PPP pode ser alternativa para garantir saneamento em Canoas
A abertura de capital da Corsan por meio de uma Parceria Público-Privada pode ser a alternativa para garantir investimentos na área de esgotamento sanitário. Mesmo com vários projetos para ampliação da rede de abastecimento de água, a companhia ainda enfrenta dificuldades para fazer a manutenção do serviço em Canoas. Até julho deste ano foram gastos cerca de R$ 326 mil com material de manutenção de redes e ramais.
O valor é bem inferior ao investido por outras autarquias que executam o mesmo serviço. O custo de sete meses equivale ao gasto mensal do Serviço Municipal de Água e Esgoto (Semae) em São Leopoldo, por exemplo. A cidade do Vale do Sinos tem uma área geográfica e população menores que Canoas.
Na última semana, os funcionários da Corsan fizeram um dia de paralisação. Entre outras questões, apontaram a falta de recursos humanos e de materiais para execução dos serviços de reparos na rede. O que resultaria na falta de condições para atender todas as demandas solicitadas pela população.
A informação é negada pelo presidente da Corsan, Luiz Zaffalon. Segundo ele, os problemas limitam-se a algumas demoras pontuais para a repavimentação, nos casos de reparos. "Os investimentos vão continuar até 2012", diz.

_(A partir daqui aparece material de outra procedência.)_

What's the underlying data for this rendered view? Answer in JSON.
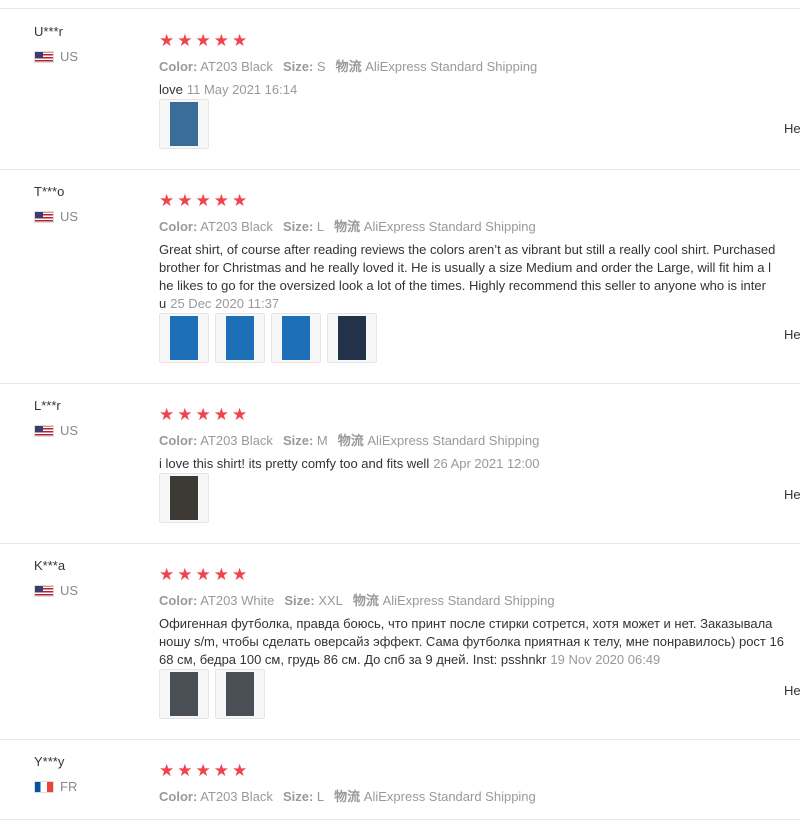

Ingresso da iniciativa privadaLuiz Zaffalon aponta vantagens na abertura do capital da Corsan por meio de uma Parceria Pública-Privada (PPP) para universalizar o esgotamento sanitário. O estudo para modelagem do Rio Gravataí foi entregue esta semana à Secretaria de Planejamento e Gestão (Seplag). A proposta engloba cinco municípios que compõem a bacia: Canoas, Cachoeirinha, Gravataí, Alvorada e Viamão.

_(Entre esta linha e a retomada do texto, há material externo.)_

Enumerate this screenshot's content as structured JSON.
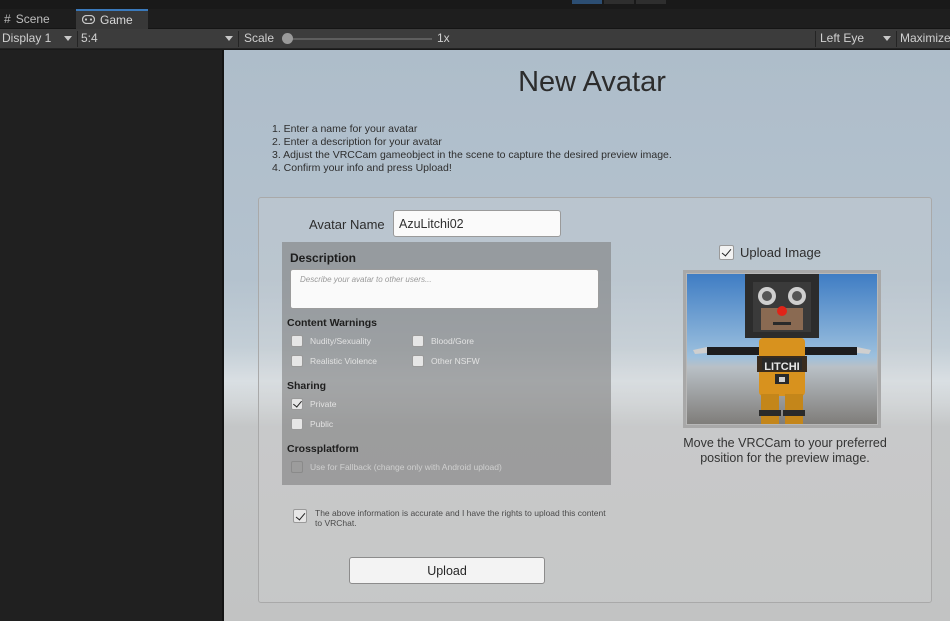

De acordo com o presidente, seriam necessários pelo menos R$ 3 bilhões para garantir o esgoto sanitário de todas as residências e comércios destas cidades. "Nossa capacidade de endividamento não é compatível com este valor", revela. Ele calcula que a Corsan levaria entre 40 e 60 anos para universalizar o saneamento. "Por isso há uma grande tendência da iniciativa privada entrar", admite.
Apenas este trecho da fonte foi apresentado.